Turning our attention towards the second question, it will be recalled that Article 52 of the Charter foresees that any limitation on the rights under Articles 7 and 8 of the Charter must be provided for by law and may be made only if the limitations are necessary and genuinely meet objectives of general interest. In this respect, the jurisprudence of the Court of Justice of the European Union and of the European Court of Human Rights confirms that the law must be sufficiently precise to indicate to citizens in what circumstances and on what terms the public authorities are empowered to gather information on their private lives and make use of it. Such information should “be accessible to the person concerned and foreseeable as to its effects”, which means that it must be “formulated with sufficient precision to enable any individual – if need be with appropriate advice – to regulate his conduct”. The analysis of the content of the Directive on European Passenger Name Records (PNR) shows that, although some procedural safeguards to protect personal data are introduced, the absence of rules regulating the method of processing data and the fact that are retained PNR data of even those passengers of extra-EU flights for whom there is no evidence capable of suggesting that their conduct might have a link, even an indirect or remote one, with serious crimes, raise questions about the compatibility of the Directive on European Passenger Name Records (PNR) with the respect for human rights. The European Data Protection Supervisor (Opinion of 25 March 2011, para 19) has recalled that the development of such a system raises serious transparency and proportionality issues and that it might lead to a move towards a surveillance society (Opinion of 20 December 2007, para 35). The risk of infringement of several fundamental rights is evident and has not been eliminated by the final text of the Directive on European Passenger Name Records (PNR). It is now up to the Court of Justice to rule on the consistency of the Directive on European Passenger Name Records (PNR) with the fundamental rights enshrined in the Charter.

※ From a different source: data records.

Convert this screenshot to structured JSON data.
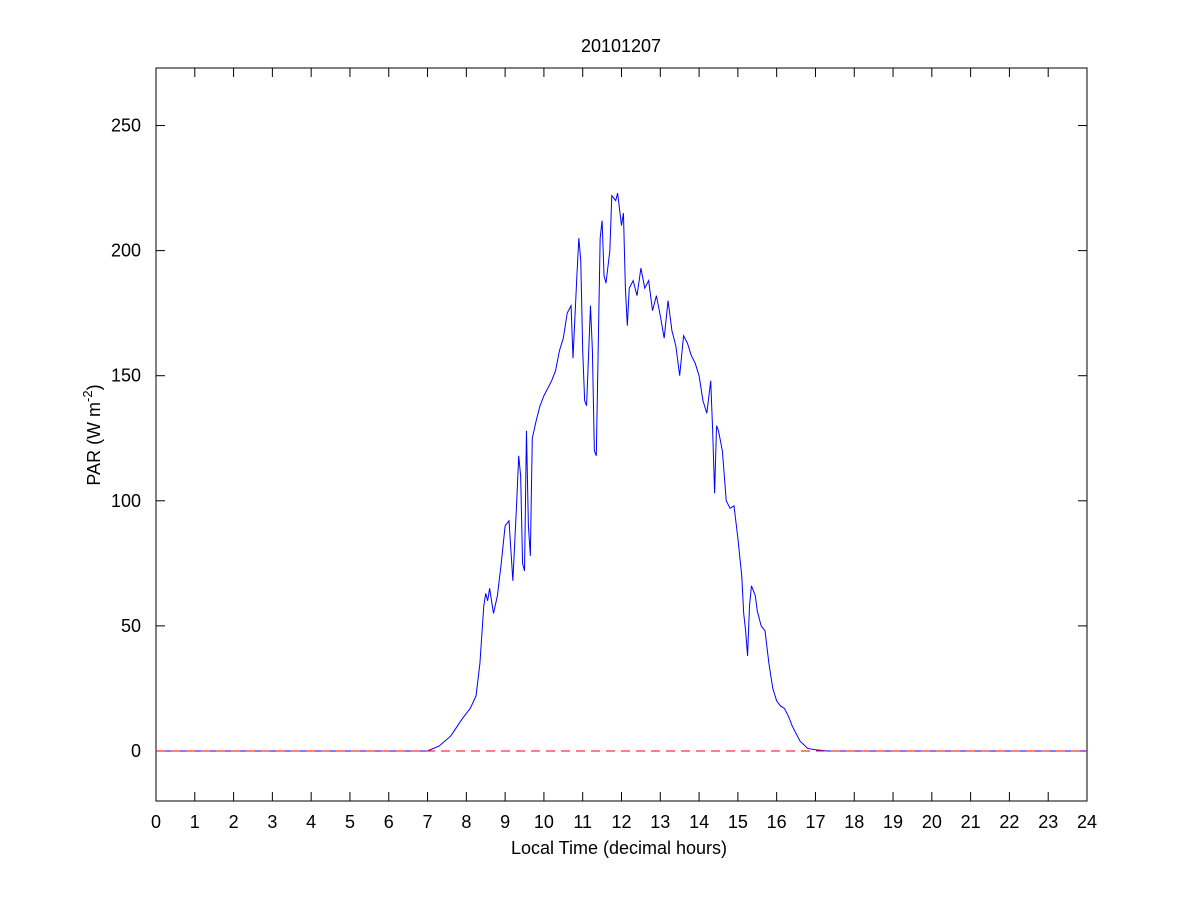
{
  "chart_data": {
    "type": "line",
    "title": "20101207",
    "xlabel": "Local Time (decimal hours)",
    "ylabel": [
      "PAR (W m",
      "-2",
      ")"
    ],
    "xlim": [
      0,
      24
    ],
    "xticks": [
      0,
      1,
      2,
      3,
      4,
      5,
      6,
      7,
      8,
      9,
      10,
      11,
      12,
      13,
      14,
      15,
      16,
      17,
      18,
      19,
      20,
      21,
      22,
      23,
      24
    ],
    "ylim": [
      -20,
      273
    ],
    "yticks": [
      0,
      50,
      100,
      150,
      200,
      250
    ],
    "reference_line": {
      "value": 0,
      "color": "#ff0000",
      "style": "dashed"
    },
    "series": [
      {
        "color": "#0000ff",
        "x": [
          0,
          7,
          7.3,
          7.6,
          7.9,
          8.1,
          8.25,
          8.35,
          8.45,
          8.5,
          8.55,
          8.6,
          8.7,
          8.8,
          8.9,
          9,
          9.1,
          9.2,
          9.3,
          9.35,
          9.4,
          9.45,
          9.5,
          9.55,
          9.6,
          9.65,
          9.7,
          9.8,
          9.9,
          10,
          10.1,
          10.2,
          10.3,
          10.4,
          10.5,
          10.6,
          10.7,
          10.75,
          10.85,
          10.9,
          10.95,
          11,
          11.05,
          11.1,
          11.2,
          11.25,
          11.3,
          11.35,
          11.45,
          11.5,
          11.55,
          11.6,
          11.7,
          11.75,
          11.85,
          11.9,
          12,
          12.05,
          12.1,
          12.15,
          12.2,
          12.3,
          12.4,
          12.5,
          12.6,
          12.7,
          12.8,
          12.9,
          13,
          13.1,
          13.2,
          13.3,
          13.4,
          13.5,
          13.6,
          13.7,
          13.8,
          13.9,
          14,
          14.1,
          14.2,
          14.3,
          14.35,
          14.4,
          14.45,
          14.5,
          14.6,
          14.7,
          14.8,
          14.9,
          15,
          15.1,
          15.15,
          15.2,
          15.25,
          15.3,
          15.35,
          15.45,
          15.5,
          15.6,
          15.7,
          15.8,
          15.9,
          16,
          16.1,
          16.2,
          16.3,
          16.4,
          16.6,
          16.8,
          17,
          17.3,
          24
        ],
        "values": [
          0,
          0,
          2,
          6,
          13,
          17,
          22,
          35,
          58,
          63,
          60,
          65,
          55,
          62,
          75,
          90,
          92,
          68,
          100,
          118,
          110,
          75,
          72,
          128,
          90,
          78,
          125,
          132,
          138,
          142,
          145,
          148,
          152,
          160,
          165,
          175,
          178,
          157,
          190,
          205,
          196,
          160,
          140,
          138,
          178,
          160,
          120,
          118,
          205,
          212,
          190,
          187,
          200,
          222,
          220,
          223,
          210,
          215,
          185,
          170,
          185,
          188,
          182,
          193,
          185,
          188,
          176,
          182,
          174,
          165,
          180,
          168,
          162,
          150,
          166,
          163,
          158,
          155,
          150,
          140,
          135,
          148,
          128,
          103,
          130,
          128,
          120,
          100,
          97,
          98,
          85,
          70,
          55,
          48,
          38,
          58,
          66,
          62,
          56,
          50,
          48,
          35,
          25,
          20,
          18,
          17,
          14,
          10,
          4,
          1,
          0.5,
          0,
          0
        ]
      }
    ]
  }
}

To conclude, it should be underlined that the right balance between security and data protection can be attained only by establishing a common framework of reference, in a regulation, for the data protection system in the criminal field. The risk of infringement of data protection rules is higher when there are 28 different implementing national systems. Respect for data protection principles affirmed by the Court of Justice becomes more difficult in that situation.
Considering that Member States turned down the possibility of adopting such unified rules in a regulation, we should consider if the Member States are willing to adopt such a regulation in a field so strictly connected with State sovereignty as criminal law. It can be hoped that the inadequacies of the directives considered herein will make the EU legislator take this step forward.